A state agency was processing thousands of grant applications per quarter — by hand. Each application came as a 30-100 page PDF, often scanned, with supporting documents attached in inconsistent formats. Staff manually extracted applicant details, verified eligibility against statutory criteria, and routed submissions to the right review team. Cycle times stretched into weeks. Citizens waited. Funding decisions slipped past the fiscal calendar.
An Azure AI Document Intelligence pipeline that ingests applications the moment they arrive. The system OCRs scanned pages, extracts structured data (applicant identity, requested amount, project category, supporting evidence), classifies each submission against the agency's program rules, and routes it to the correct reviewer queue with eligibility flags already evaluated. Reviewers see a clean summary instead of a stack of PDFs — and click through to the source pages only when they need to verify a specific detail. Built with full audit trails so every automated decision is traceable for public records compliance.

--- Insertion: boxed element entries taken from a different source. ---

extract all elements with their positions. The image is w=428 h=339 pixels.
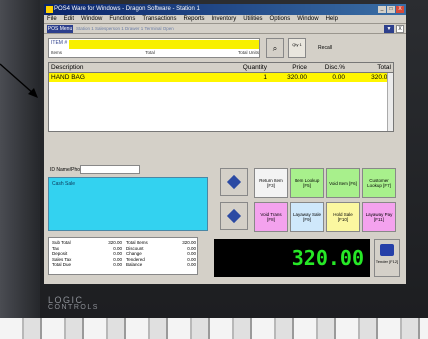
column-price[interactable]: Price (269, 63, 309, 72)
table-row[interactable]: HAND BAG 1 320.00 0.00 320.00 (49, 73, 393, 82)
menu-item-options[interactable]: Options (270, 15, 291, 23)
void-item-key[interactable]: Void Item [F6] (326, 168, 360, 198)
grid-scrollbar[interactable] (387, 73, 393, 131)
arrow-pointer-icon (0, 63, 38, 98)
item-number-label: ITEM # (51, 40, 68, 46)
menu-item-file[interactable]: File (47, 15, 57, 23)
item-number-input[interactable] (69, 40, 259, 49)
find-button[interactable]: ⌕ (266, 38, 284, 58)
customer-search-input[interactable] (80, 165, 140, 174)
sale-items-grid: Description Quantity Price Disc.% Total … (48, 62, 394, 132)
item-lookup-key[interactable]: Item Lookup [F5] (290, 168, 324, 198)
menu-item-edit[interactable]: Edit (64, 15, 74, 23)
window-title: POS4 Ware for Windows - Dragon Software … (54, 6, 200, 12)
menu-item-functions[interactable]: Functions (109, 15, 135, 23)
scroll-down-button[interactable] (220, 202, 248, 230)
monitor-brand-logo: LOGIC CONTROLS (48, 295, 99, 312)
column-discount[interactable]: Disc.% (309, 63, 347, 72)
tender-button[interactable]: Tender [F12] (374, 239, 400, 277)
column-quantity[interactable]: Quantity (231, 63, 269, 72)
customer-info-panel: Cash Sale (48, 177, 208, 231)
void-trans-key[interactable]: Void Trans [F8] (254, 202, 288, 232)
close-icon[interactable]: X (396, 25, 404, 33)
grid-header: Description Quantity Price Disc.% Total (49, 63, 393, 73)
app-icon (46, 6, 53, 13)
menu-item-inventory[interactable]: Inventory (212, 15, 237, 23)
total-units-label: Total Units (237, 50, 259, 55)
menu-item-transactions[interactable]: Transactions (142, 15, 176, 23)
column-description[interactable]: Description (49, 63, 231, 72)
row-discount: 0.00 (332, 74, 345, 81)
menu-item-window-2[interactable]: Window (297, 15, 318, 23)
title-bar: POS4 Ware for Windows - Dragon Software … (44, 4, 406, 15)
total-label: Total (145, 50, 155, 55)
customer-name: Cash Sale (52, 181, 76, 187)
keyboard-edge (0, 318, 428, 339)
arrow-down-icon (226, 208, 242, 224)
minimize-button[interactable]: _ (378, 6, 386, 13)
maximize-button[interactable]: □ (387, 6, 395, 13)
menu-bar: File Edit Window Functions Transactions … (44, 15, 406, 24)
monitor-edge (0, 0, 40, 339)
totals-panel: Sub Total 320.00 Tax 0.00 Deposit 0.00 Sale… (48, 237, 198, 275)
menu-item-utilities[interactable]: Utilities (243, 15, 262, 23)
recall-button[interactable]: Recall (310, 38, 340, 58)
binoculars-icon: ⌕ (272, 44, 278, 53)
tender-label: Tender [F12] (375, 259, 399, 264)
customer-lookup-key[interactable]: Customer Lookup [F7] (362, 168, 396, 198)
cash-register-icon (380, 244, 394, 256)
pos-menu-button[interactable]: POS Menu (47, 25, 73, 33)
return-item-key[interactable]: Return Item [F3] (254, 168, 288, 198)
totals-right: Total Items 320.00 Discount 0.00 Change 0.0… (126, 240, 196, 268)
close-button[interactable]: X (396, 6, 404, 13)
station-info: Station 1 Salesperson 1 Drawer 1 Termina… (76, 26, 174, 31)
total-value: 0.00 (113, 262, 122, 267)
row-description: HAND BAG (51, 74, 85, 81)
total-label: Balance (126, 262, 143, 267)
item-entry-panel: ITEM # Items Total Total Units (48, 38, 260, 58)
arrow-up-icon (226, 174, 242, 190)
total-line: Total Due 0.00 (52, 262, 122, 268)
total-value: 0.00 (187, 262, 196, 267)
layaway-pay-key[interactable]: Layaway Pay [F11] (362, 202, 396, 232)
grand-total-display: 320.00 (214, 239, 370, 277)
pos-screen: POS4 Ware for Windows - Dragon Software … (44, 4, 406, 284)
brand-subtitle: CONTROLS (48, 304, 99, 311)
entry-summary: Items Total Total Units (51, 50, 259, 57)
total-label: Total Due (52, 262, 72, 267)
chevron-down-icon[interactable]: ▼ (384, 25, 394, 33)
row-price: 320.00 (287, 74, 307, 81)
menu-item-help[interactable]: Help (326, 15, 338, 23)
quantity-button[interactable]: Qty 1 (288, 38, 306, 58)
hold-sale-key[interactable]: Hold Sale [F10] (326, 202, 360, 232)
scroll-up-button[interactable] (220, 168, 248, 196)
window-controls: _ □ X (378, 6, 404, 13)
brand-name: LOGIC (48, 295, 84, 305)
layaway-sale-key[interactable]: Layaway Sale [F9] (290, 202, 324, 232)
totals-left: Sub Total 320.00 Tax 0.00 Deposit 0.00 Sale… (52, 240, 122, 268)
toolbar: POS Menu Station 1 Salesperson 1 Drawer … (44, 24, 406, 34)
items-label: Items (51, 50, 63, 55)
column-total[interactable]: Total (347, 63, 393, 72)
total-line: Balance 0.00 (126, 262, 196, 268)
menu-item-window[interactable]: Window (81, 15, 102, 23)
menu-item-reports[interactable]: Reports (184, 15, 205, 23)
row-quantity: 1 (263, 74, 267, 81)
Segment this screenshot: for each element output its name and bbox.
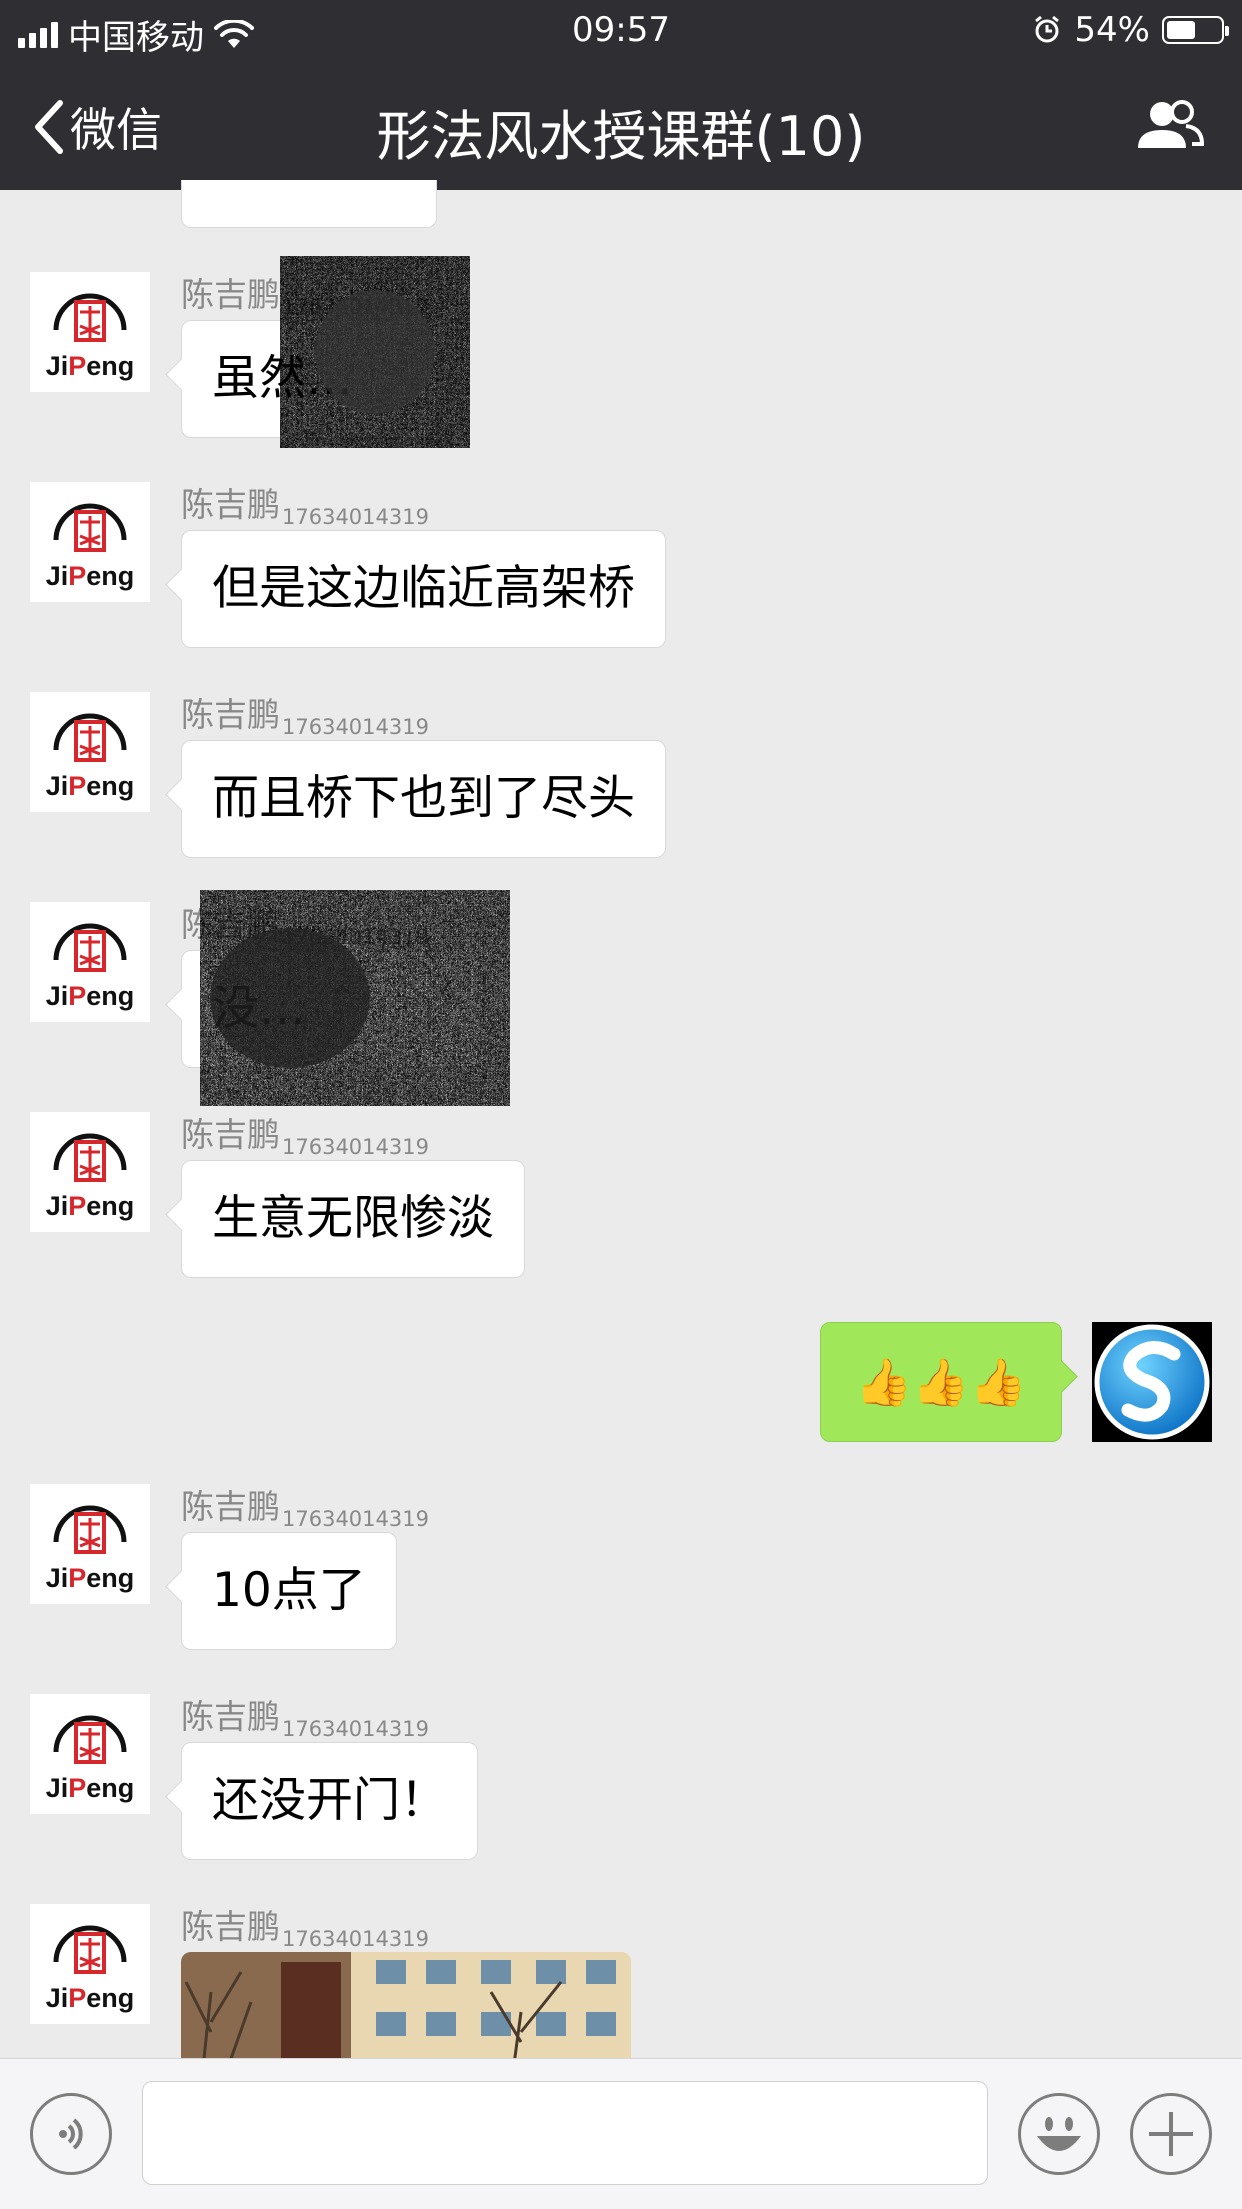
message-bubble[interactable]: 没…	[181, 950, 481, 1068]
message-bubble-self[interactable]: 👍👍👍	[820, 1322, 1062, 1442]
jipeng-logo: JiPeng	[30, 272, 150, 392]
avatar[interactable]: JiPeng	[30, 272, 150, 392]
sender-name: 陈吉鹏17634014319	[181, 485, 429, 529]
svg-text:JiPeng: JiPeng	[46, 981, 135, 1011]
svg-text:JiPeng: JiPeng	[46, 771, 135, 801]
sender-name: 陈吉鹏17634014319	[181, 1487, 429, 1531]
status-bar: 中国移动 09:57 54%	[0, 0, 1242, 62]
more-button[interactable]	[1130, 2093, 1212, 2175]
message-bubble[interactable]: 10点了	[181, 1532, 397, 1650]
sender-name: 陈吉鹏17634014319	[181, 1115, 429, 1159]
input-bar	[0, 2058, 1242, 2209]
battery-icon	[1162, 16, 1229, 44]
sender-name: 陈吉鹏17634014319	[181, 1697, 429, 1741]
svg-text:JiPeng: JiPeng	[46, 561, 135, 591]
avatar[interactable]: JiPeng	[30, 692, 150, 812]
message-bubble[interactable]: 虽然…	[181, 320, 437, 438]
jipeng-logo: JiPeng	[30, 902, 150, 1022]
alarm-icon	[1035, 15, 1060, 43]
svg-text:JiPeng: JiPeng	[46, 1563, 135, 1593]
jipeng-logo: JiPeng	[30, 1904, 150, 2024]
sender-name: 陈吉鹏17634014319	[181, 905, 429, 949]
message-bubble[interactable]: 但是这边临近高架桥	[181, 530, 666, 648]
avatar[interactable]: JiPeng	[30, 1694, 150, 1814]
avatar[interactable]: JiPeng	[30, 482, 150, 602]
cut-off-bubble[interactable]	[181, 180, 437, 228]
sender-name: 陈吉鹏17634014319	[181, 695, 429, 739]
avatar[interactable]: JiPeng	[30, 1112, 150, 1232]
sender-name: 陈吉鹏17634014319	[181, 275, 429, 319]
group-members-icon[interactable]	[1134, 96, 1206, 156]
jipeng-logo: JiPeng	[30, 1694, 150, 1814]
message-bubble[interactable]: 还没开门！	[181, 1742, 478, 1860]
jipeng-logo: JiPeng	[30, 1112, 150, 1232]
nav-bar: 微信 形法风水授课群(10)	[0, 62, 1242, 190]
svg-text:JiPeng: JiPeng	[46, 351, 135, 381]
svg-text:JiPeng: JiPeng	[46, 1983, 135, 2013]
avatar[interactable]: JiPeng	[30, 1484, 150, 1604]
message-bubble[interactable]: 而且桥下也到了尽头	[181, 740, 666, 858]
battery-percent: 54%	[1074, 10, 1150, 50]
message-bubble[interactable]: 生意无限惨淡	[181, 1160, 525, 1278]
sender-name: 陈吉鹏17634014319	[181, 1907, 429, 1951]
plus-icon	[1149, 2112, 1193, 2156]
jipeng-logo: JiPeng	[30, 482, 150, 602]
svg-text:JiPeng: JiPeng	[46, 1773, 135, 1803]
jipeng-logo: JiPeng	[30, 1484, 150, 1604]
message-input[interactable]	[142, 2081, 988, 2185]
emoji-button[interactable]	[1018, 2093, 1100, 2175]
jipeng-logo: JiPeng	[30, 692, 150, 812]
svg-text:JiPeng: JiPeng	[46, 1191, 135, 1221]
voice-icon	[59, 2118, 83, 2150]
top-bar: 中国移动 09:57 54% 微信 形法风水授课群(10)	[0, 0, 1242, 190]
emoji-icon	[1037, 2117, 1081, 2151]
chat-title: 形法风水授课群(10)	[376, 105, 866, 168]
status-right: 54%	[1032, 10, 1229, 50]
avatar[interactable]: JiPeng	[30, 902, 150, 1022]
voice-button[interactable]	[30, 2093, 112, 2175]
avatar[interactable]: JiPeng	[30, 1904, 150, 2024]
self-avatar[interactable]	[1092, 1322, 1212, 1442]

6 weeks from kickoff to production deployment. Application processing time dropped from weeks to days. Reviewer focus shifted from data entry to judgment — the part of their job that actually requires public servants. Funding decisions now consistently land within the fiscal calendar, and the agency has capacity to launch new grant programs without expanding staff.
Government workflows are full of high-volume document processing that's still done by hand because the documents are messy and the stakes for errors are high. Modern document AI changes the cost-benefit of automation: when extraction is accurate and auditable, agencies can free expert staff for the parts of the work that need humans. The same pattern applies to permits, benefits adjudication, regulatory filings, and licensing.